The Chinese regime’s technological tactics aim to usher in a “new form of social control using data and artificial intelligence,” according to an Associated Press report on the documents. By “drawing on data collected by mass surveillance technology,” for instance, “computers issued the names of tens of thousands of people for interrogation or detention in just one week.” The vast system “targets, surveils and grades entire ethnicities to forcibly assimilate and subdue them.”
Recent Chinese AI patent applications, meanwhile, now threaten to add a fresh, frightening capability to Beijing’s surveillance arsenal: facial recognition software that could be used to detect Uyghurs and, subsequently, to alert the authorities of their movements and activities.
Such actions underscore the regime’s commitment to its goal of “algorithmic governance.” In addition to its “sweeping effort to eradicate online political content,” Beijing has banned “everything from tattoos to religious proselytizing, violations of ‘mainstream values,’ flirtatious dancing, images of leaders, and Western political critiques.” China’s aggressive use of technology is a harbinger of the type of harm that could follow if foreign nations, with values diametrically opposed to ours, succeed in spreading a vision for a closed internet to countries around the world.

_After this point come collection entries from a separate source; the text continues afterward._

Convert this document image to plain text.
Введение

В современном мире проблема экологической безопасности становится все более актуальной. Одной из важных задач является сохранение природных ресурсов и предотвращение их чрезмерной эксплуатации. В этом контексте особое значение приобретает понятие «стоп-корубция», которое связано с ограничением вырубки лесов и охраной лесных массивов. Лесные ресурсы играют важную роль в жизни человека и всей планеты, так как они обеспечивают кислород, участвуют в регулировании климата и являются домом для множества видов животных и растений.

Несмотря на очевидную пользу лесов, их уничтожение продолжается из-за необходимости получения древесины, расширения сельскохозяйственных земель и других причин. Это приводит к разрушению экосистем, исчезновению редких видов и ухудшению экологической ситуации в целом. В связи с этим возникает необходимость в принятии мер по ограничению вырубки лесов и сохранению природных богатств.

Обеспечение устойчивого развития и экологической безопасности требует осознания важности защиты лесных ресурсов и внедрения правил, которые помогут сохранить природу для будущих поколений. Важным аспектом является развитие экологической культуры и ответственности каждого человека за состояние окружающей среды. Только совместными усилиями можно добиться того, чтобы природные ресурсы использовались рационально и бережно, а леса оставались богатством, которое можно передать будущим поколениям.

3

In stark contrast to China, America’s approach to technology has been fundamentally infused with our country’s values, values including openness, expression, free enterprise, and freedom from government censorship. Those values are worth fighting for. If we fail to defend our vision, in word and policy, a future like China’s could become reality. The Chinese seek to dominate the internet and, with it, citizen access to information. But Beijing’s dystopian ambitions would quickly amount to a national nightmare for any nation governed by China’s technological rules and policies.
Essential to the protection of our values are regulatory and trade policies that are hospitable to tech innovators as they compete in the global marketplace. With a new congressional session and administration, people in the U.S. want to see lawmakers work together on a bipartisan basis. A smart policy approach around which Republicans and Democrats can rally would seek to strengthen the work of those who help underpin our open, accessible internet, rather than those who wish to undermine it. At stake is whether the world’s increasingly sophisticated tech innovations will be harnessed to connect consumers, customers, and citizens — or misused and taken advantage of to control them.
The preservation of America’s technological competitive advantage must rightfully be recognized by policymakers as a pressing priority, not merely for the products it generates, but for the principles it guards.
Bradley A. Smith is chairman of the Institute for Free Speech, former chairman of the Federal Election Commission, and a member of the board of directors of the American Edge Project.